Carlos Fernández A CORUÑA

DEZA

La presentación del proyecto de reforma fiscal por el nuevo ministro de Hacienda, Fernández Ordóñez, fue un aldabonazo a la conciencia fiscal de los españoles. Con Franco -decían algunos- se vivía mejor y, sobre todo, se pagaba menos a Hacienda. Ordóñez basaba la reforma en que había que ser solidarios, esto es: «Hacienda somos todos», como luego se acuñó en gráfico eslogan.
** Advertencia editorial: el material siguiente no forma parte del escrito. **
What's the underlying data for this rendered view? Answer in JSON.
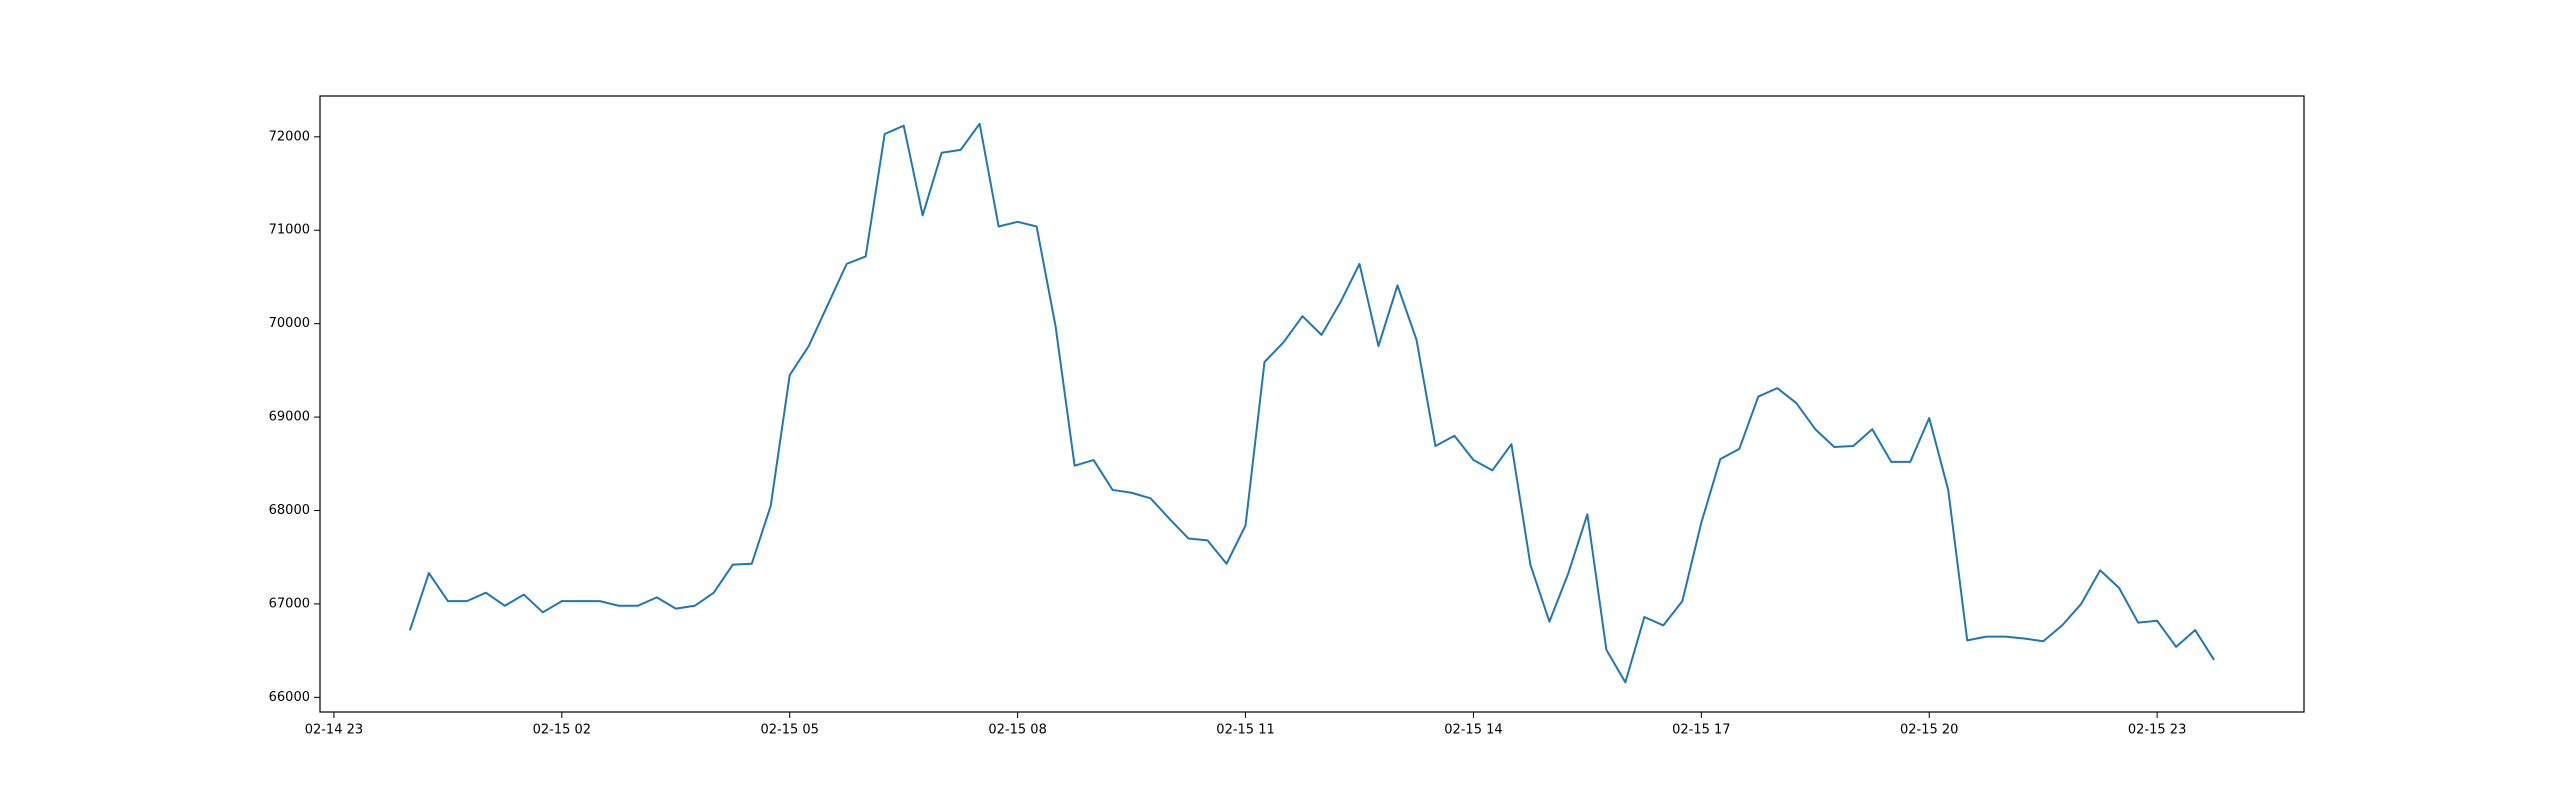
{
  "chart_data": {
    "type": "line",
    "x": [
      "02-15 00:00",
      "02-15 00:15",
      "02-15 00:30",
      "02-15 00:45",
      "02-15 01:00",
      "02-15 01:15",
      "02-15 01:30",
      "02-15 01:45",
      "02-15 02:00",
      "02-15 02:15",
      "02-15 02:30",
      "02-15 02:45",
      "02-15 03:00",
      "02-15 03:15",
      "02-15 03:30",
      "02-15 03:45",
      "02-15 04:00",
      "02-15 04:15",
      "02-15 04:30",
      "02-15 04:45",
      "02-15 05:00",
      "02-15 05:15",
      "02-15 05:30",
      "02-15 05:45",
      "02-15 06:00",
      "02-15 06:15",
      "02-15 06:30",
      "02-15 06:45",
      "02-15 07:00",
      "02-15 07:15",
      "02-15 07:30",
      "02-15 07:45",
      "02-15 08:00",
      "02-15 08:15",
      "02-15 08:30",
      "02-15 08:45",
      "02-15 09:00",
      "02-15 09:15",
      "02-15 09:30",
      "02-15 09:45",
      "02-15 10:00",
      "02-15 10:15",
      "02-15 10:30",
      "02-15 10:45",
      "02-15 11:00",
      "02-15 11:15",
      "02-15 11:30",
      "02-15 11:45",
      "02-15 12:00",
      "02-15 12:15",
      "02-15 12:30",
      "02-15 12:45",
      "02-15 13:00",
      "02-15 13:15",
      "02-15 13:30",
      "02-15 13:45",
      "02-15 14:00",
      "02-15 14:15",
      "02-15 14:30",
      "02-15 14:45",
      "02-15 15:00",
      "02-15 15:15",
      "02-15 15:30",
      "02-15 15:45",
      "02-15 16:00",
      "02-15 16:15",
      "02-15 16:30",
      "02-15 16:45",
      "02-15 17:00",
      "02-15 17:15",
      "02-15 17:30",
      "02-15 17:45",
      "02-15 18:00",
      "02-15 18:15",
      "02-15 18:30",
      "02-15 18:45",
      "02-15 19:00",
      "02-15 19:15",
      "02-15 19:30",
      "02-15 19:45",
      "02-15 20:00",
      "02-15 20:15",
      "02-15 20:30",
      "02-15 20:45",
      "02-15 21:00",
      "02-15 21:15",
      "02-15 21:30",
      "02-15 21:45",
      "02-15 22:00",
      "02-15 22:15",
      "02-15 22:30",
      "02-15 22:45",
      "02-15 23:00",
      "02-15 23:15",
      "02-15 23:30",
      "02-15 23:45"
    ],
    "series": [
      {
        "color": "#1f77b4",
        "values": [
          66717,
          67330,
          67030,
          67030,
          67120,
          66980,
          67100,
          66910,
          67030,
          67030,
          67030,
          66980,
          66980,
          67070,
          66950,
          66980,
          67120,
          67420,
          67430,
          68050,
          69450,
          69760,
          70200,
          70640,
          70720,
          72030,
          72120,
          71160,
          71830,
          71860,
          72140,
          71040,
          71090,
          71040,
          69970,
          68480,
          68540,
          68220,
          68190,
          68130,
          67910,
          67700,
          67680,
          67430,
          67840,
          69590,
          69800,
          70080,
          69880,
          70230,
          70640,
          69760,
          70410,
          69830,
          68690,
          68800,
          68540,
          68430,
          68710,
          67420,
          66810,
          67330,
          67960,
          66510,
          66160,
          66860,
          66770,
          67030,
          67870,
          68550,
          68660,
          69220,
          69310,
          69150,
          68870,
          68680,
          68690,
          68870,
          68520,
          68520,
          68990,
          68220,
          66610,
          66650,
          66650,
          66630,
          66600,
          66770,
          67000,
          67360,
          67170,
          66800,
          66820,
          66540,
          66720,
          66400
        ]
      }
    ],
    "xlim": [
      "02-14 22:49",
      "02-16 00:56"
    ],
    "xticks": [
      "02-14 23",
      "02-15 02",
      "02-15 05",
      "02-15 08",
      "02-15 11",
      "02-15 14",
      "02-15 17",
      "02-15 20",
      "02-15 23"
    ],
    "ylim": [
      65843,
      72437
    ],
    "yticks": [
      66000,
      67000,
      68000,
      69000,
      70000,
      71000,
      72000
    ]
  }
}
La prensa ultraderechista, y alguna conservadora también, la tomó con «don Paco». Decía aquella que el ministro había sido presidente del INI con Franco, como si ello fuese un delito, olvidando que Ordóñez había dimitido en noviembre de 1974, en solidaridad con el cese de Pío Cabanillas. Ordóñez esperaba recaudar con el impuesto del patrimonio unos 15.000 millones de pesetas; con el de determinadas rentas de trabajo, 3.000 y 4.000 con el de lujo. Las listas de contribuyentes, además, podrían hacerse públicas, lo que motivó el miedo de algunos millonarios, no se sabe si por la vergüenza que pasarían al conocerse lo poco que manifestaban ganar.